When these fundamentals are absent, valuation becomes little more than speculation, no matter how revolutionary the underlying technology may seem.
4. The AI Valuation Paradox
Artificial intelligence sits at the intersection of two powerful forces: transformative potential and extreme uncertainty.
- Transformative Potential: AI promises vast productivity gains, automation breakthroughs, and new forms of intelligence-driven decision-making. Its economic impact could rival the industrial revolution.
- Extreme Uncertainty: The technology is still evolving. Business models remain fluid. Regulation looms. Energy demands are surging. And competition is fierce — from cloud giants to open-source innovators.
This combination fuels what we might call valuation asymmetry: investors extrapolate massive potential but heavily discount the risks and unknowns.
A startup with limited revenues may be priced at billions simply for “owning a large language model.” A chipmaker’s valuation may embed assumptions of infinite AI demand.
But technological revolutions do not always translate into investor profits. The railway boom, the early automobile era, and the first wave of internet companies all created immense technological progress — yet most early investors lost money.
Innovation drives progress. Execution drives value.
5. Why Markets Lose Perspective
Even professional investors can succumb to speculative momentum. Several forces distort rational valuation:
- Fear of Missing Out (FOMO): No one wants to be the analyst or fund manager who missed “the next Nvidia.”
- Narrative Bias: Humans are wired to believe compelling stories more than dry numbers. “AI will change everything” becomes an investment thesis in itself.
- Abundant Capital: Years of low interest rates encouraged risk-taking and made speculative bets easier to justify.
- Benchmark Pressures: Institutional investors chase what others buy, amplifying trends.
- Limited Historical Anchors: With few precedents for monetizing AI at scale, markets over-rely on imagination.
As each round of optimism feeds the next, valuations detach further from fundamentals — until the illusion breaks.
6. The Reckoning: When the Weighing Machine Returns
Benjamin Graham’s timeless observation remains the market’s ultimate truth:
“In the short run, the market is a voting machine.
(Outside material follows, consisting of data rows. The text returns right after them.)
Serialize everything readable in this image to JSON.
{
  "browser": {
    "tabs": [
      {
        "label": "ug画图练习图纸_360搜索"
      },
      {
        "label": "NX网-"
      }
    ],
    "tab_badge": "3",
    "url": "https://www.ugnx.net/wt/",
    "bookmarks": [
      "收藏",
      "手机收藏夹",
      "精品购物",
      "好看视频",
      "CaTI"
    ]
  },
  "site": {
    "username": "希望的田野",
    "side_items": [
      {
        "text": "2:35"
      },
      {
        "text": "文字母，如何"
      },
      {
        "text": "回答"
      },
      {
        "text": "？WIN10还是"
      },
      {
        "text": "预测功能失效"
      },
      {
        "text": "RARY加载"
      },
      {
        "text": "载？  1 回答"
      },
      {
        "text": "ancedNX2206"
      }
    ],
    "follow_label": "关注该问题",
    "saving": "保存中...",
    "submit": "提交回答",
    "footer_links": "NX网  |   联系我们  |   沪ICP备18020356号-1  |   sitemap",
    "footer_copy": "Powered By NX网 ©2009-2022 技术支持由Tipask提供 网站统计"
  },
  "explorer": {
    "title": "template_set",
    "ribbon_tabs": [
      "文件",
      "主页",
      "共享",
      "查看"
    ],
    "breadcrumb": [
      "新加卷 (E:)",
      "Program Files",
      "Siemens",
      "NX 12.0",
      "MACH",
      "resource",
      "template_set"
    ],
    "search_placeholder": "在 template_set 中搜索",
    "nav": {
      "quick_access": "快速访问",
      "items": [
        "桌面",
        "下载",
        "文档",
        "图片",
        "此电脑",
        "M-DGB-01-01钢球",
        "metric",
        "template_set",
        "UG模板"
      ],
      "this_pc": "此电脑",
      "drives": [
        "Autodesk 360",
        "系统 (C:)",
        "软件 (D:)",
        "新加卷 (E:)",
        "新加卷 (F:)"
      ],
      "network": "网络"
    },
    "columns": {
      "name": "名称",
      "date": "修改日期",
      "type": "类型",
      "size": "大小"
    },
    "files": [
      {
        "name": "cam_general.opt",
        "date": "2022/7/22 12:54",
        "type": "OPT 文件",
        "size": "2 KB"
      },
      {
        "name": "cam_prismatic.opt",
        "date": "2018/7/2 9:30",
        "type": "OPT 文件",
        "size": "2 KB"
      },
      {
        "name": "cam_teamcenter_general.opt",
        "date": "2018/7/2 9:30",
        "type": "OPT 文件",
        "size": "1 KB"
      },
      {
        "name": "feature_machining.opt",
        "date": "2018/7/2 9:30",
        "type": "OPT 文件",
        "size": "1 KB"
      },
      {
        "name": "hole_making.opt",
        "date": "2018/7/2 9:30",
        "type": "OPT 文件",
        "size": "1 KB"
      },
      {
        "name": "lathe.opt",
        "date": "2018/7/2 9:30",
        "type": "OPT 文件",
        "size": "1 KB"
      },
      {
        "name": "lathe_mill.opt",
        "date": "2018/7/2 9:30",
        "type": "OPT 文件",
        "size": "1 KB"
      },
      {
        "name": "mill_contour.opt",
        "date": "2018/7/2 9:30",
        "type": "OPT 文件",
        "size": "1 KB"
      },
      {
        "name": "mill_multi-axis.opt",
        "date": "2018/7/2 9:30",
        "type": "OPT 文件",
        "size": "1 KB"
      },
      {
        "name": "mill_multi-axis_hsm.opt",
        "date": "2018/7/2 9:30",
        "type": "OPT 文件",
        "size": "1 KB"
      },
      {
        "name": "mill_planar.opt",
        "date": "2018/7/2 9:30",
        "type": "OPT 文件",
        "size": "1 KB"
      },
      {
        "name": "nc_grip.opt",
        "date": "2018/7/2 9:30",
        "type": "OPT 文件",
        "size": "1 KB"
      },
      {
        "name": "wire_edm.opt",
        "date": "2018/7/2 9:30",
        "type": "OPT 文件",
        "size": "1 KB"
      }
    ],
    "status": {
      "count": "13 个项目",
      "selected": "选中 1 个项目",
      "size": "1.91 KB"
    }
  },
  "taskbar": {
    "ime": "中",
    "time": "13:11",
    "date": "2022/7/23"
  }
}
In the long run, it is a weighing machine.”
Right now, AI valuations are in the voting phase — a popularity contest based on belief and emotion. The
weighing phase will arrive when investors start asking hard questions about profitability, scalability, and return on capital.
That reckoning may not spell disaster for the entire AI sector — genuine winners will emerge — but it will likely separate
visionary firms from valueless speculation.
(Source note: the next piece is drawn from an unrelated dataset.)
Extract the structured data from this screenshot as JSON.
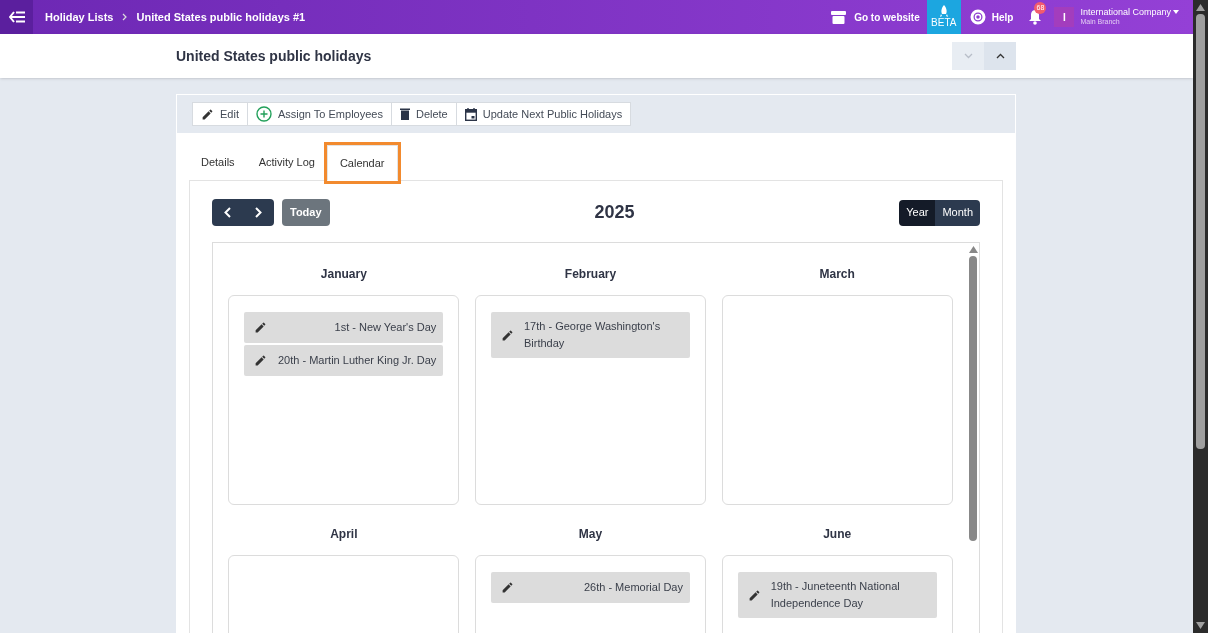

History’s lesson is clear: markets eventually rediscover gravity.
7. Real Value Endures
So, what is the real value of a company?
It’s the sum of its expected future cash flows, adjusted for risk — no more, no less.
It’s the worth of what remains when hype fades and the market’s illusions dissolve.
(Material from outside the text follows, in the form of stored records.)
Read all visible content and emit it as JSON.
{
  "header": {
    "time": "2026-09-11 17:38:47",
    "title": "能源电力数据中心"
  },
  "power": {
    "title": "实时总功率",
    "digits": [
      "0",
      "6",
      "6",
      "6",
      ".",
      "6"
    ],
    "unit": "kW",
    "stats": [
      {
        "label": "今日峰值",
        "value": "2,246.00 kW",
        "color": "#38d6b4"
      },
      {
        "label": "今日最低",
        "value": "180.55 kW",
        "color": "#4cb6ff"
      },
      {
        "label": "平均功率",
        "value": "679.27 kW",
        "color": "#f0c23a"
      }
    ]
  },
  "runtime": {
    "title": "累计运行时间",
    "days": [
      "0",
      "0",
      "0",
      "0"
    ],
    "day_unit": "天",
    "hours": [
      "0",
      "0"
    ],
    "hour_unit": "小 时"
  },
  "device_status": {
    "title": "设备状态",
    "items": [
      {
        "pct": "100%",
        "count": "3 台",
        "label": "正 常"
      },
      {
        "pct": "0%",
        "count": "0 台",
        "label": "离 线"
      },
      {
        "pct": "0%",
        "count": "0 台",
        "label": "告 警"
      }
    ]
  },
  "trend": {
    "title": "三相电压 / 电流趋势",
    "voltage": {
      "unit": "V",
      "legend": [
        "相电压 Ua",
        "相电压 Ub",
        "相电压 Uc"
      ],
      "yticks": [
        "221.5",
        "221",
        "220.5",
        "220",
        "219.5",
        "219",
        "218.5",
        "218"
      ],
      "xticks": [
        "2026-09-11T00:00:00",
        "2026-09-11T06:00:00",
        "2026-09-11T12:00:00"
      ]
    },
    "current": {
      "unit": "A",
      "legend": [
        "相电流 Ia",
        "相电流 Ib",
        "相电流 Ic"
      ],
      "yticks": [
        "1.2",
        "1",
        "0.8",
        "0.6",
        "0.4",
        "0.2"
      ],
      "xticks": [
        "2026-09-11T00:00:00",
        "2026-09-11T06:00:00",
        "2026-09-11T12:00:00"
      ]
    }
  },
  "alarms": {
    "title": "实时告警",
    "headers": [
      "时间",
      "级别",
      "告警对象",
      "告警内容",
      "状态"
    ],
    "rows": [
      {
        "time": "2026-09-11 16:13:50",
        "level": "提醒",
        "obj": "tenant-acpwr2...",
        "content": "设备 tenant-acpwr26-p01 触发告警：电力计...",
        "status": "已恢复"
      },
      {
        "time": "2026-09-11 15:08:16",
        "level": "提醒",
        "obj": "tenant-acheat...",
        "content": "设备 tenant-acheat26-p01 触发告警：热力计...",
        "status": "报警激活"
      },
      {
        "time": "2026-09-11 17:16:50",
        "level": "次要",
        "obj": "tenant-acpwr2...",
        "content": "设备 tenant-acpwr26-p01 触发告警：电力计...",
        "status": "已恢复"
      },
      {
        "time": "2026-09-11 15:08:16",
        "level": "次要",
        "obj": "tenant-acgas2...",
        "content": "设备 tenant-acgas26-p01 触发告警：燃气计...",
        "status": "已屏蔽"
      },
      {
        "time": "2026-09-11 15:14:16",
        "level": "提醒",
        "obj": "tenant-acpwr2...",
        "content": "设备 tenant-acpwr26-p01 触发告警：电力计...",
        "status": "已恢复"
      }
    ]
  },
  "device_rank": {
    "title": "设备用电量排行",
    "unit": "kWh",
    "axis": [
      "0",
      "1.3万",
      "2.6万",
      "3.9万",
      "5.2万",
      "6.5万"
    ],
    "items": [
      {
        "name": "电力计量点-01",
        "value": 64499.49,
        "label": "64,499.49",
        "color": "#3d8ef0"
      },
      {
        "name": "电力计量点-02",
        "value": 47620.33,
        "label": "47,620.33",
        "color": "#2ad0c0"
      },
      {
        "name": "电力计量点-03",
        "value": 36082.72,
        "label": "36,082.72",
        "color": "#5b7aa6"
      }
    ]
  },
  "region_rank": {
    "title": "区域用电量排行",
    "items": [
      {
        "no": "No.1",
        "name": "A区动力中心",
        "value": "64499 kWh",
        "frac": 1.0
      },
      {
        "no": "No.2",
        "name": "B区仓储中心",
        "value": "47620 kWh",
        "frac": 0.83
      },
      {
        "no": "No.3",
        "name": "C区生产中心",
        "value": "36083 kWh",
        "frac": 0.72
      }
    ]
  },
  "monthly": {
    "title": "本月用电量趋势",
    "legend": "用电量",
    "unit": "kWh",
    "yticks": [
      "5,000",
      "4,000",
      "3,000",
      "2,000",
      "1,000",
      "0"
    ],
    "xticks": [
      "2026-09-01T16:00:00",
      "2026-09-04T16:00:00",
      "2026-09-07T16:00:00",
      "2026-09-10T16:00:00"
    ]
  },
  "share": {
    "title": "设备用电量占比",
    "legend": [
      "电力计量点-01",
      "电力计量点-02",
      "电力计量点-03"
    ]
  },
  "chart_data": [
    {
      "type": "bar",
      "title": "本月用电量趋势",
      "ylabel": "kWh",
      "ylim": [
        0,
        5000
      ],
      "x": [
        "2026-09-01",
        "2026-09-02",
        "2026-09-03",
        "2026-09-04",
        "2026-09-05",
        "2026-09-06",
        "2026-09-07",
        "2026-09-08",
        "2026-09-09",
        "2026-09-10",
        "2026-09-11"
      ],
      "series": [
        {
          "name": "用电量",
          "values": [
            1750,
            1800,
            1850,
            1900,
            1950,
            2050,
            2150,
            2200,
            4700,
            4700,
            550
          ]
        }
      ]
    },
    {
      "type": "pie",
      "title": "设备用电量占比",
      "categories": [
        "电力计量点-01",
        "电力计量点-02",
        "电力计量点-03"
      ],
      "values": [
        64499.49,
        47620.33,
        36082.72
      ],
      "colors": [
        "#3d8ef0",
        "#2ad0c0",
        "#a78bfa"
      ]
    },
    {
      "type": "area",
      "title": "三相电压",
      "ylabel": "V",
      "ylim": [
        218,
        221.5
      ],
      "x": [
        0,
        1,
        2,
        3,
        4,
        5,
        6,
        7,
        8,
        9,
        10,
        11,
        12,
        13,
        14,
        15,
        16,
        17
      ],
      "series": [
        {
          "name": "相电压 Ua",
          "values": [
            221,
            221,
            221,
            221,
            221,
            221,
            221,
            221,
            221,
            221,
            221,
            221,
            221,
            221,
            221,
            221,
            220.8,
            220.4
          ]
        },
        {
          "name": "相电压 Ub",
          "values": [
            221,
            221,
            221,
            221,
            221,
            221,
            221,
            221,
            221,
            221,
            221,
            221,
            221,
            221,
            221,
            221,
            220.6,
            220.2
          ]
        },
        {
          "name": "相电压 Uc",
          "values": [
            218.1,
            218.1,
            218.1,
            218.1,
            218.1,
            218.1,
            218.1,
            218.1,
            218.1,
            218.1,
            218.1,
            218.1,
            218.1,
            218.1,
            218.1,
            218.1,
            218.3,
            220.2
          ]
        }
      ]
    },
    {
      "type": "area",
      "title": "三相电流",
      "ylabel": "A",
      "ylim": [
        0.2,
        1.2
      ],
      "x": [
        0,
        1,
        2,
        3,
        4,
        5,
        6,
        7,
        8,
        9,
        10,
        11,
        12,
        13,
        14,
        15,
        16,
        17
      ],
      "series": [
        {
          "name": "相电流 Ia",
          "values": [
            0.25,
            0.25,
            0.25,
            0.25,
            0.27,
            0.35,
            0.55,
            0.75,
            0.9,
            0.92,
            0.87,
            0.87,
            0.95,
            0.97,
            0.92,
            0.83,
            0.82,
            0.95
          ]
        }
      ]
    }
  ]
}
The real value of a company is grounded in what it does, not what it
promises.
It’s reflected in cash flow, not press releases.
It’s built over years, not announced in quarters.
Artificial intelligence will indeed reshape industries, perhaps even society itself. But only those AI companies that translate potential into sustained profitability — with discipline, defensibility, and demonstrable returns — will ultimately justify their
valuations.
Conclusion: The Enduring Test of Reality
Every generation of investors rediscovers the same lesson in a new form. Technology evolves, narratives shift, and markets change — but the essence of value remains constant.
When excitement exceeds evidence, bubbles form. When expectations outrun earnings, corrections follow. And when sentiment finally yields to substance, the true worth of a company — its
intrinsic value — emerges once more.
AI is not a bubble. But some AI valuations are. The difference lies not in the brilliance of the technology, but in the realism of the pricing.
In the end, the market always returns to its central principle:
Value is not what people say it is — it’s what it proves to be.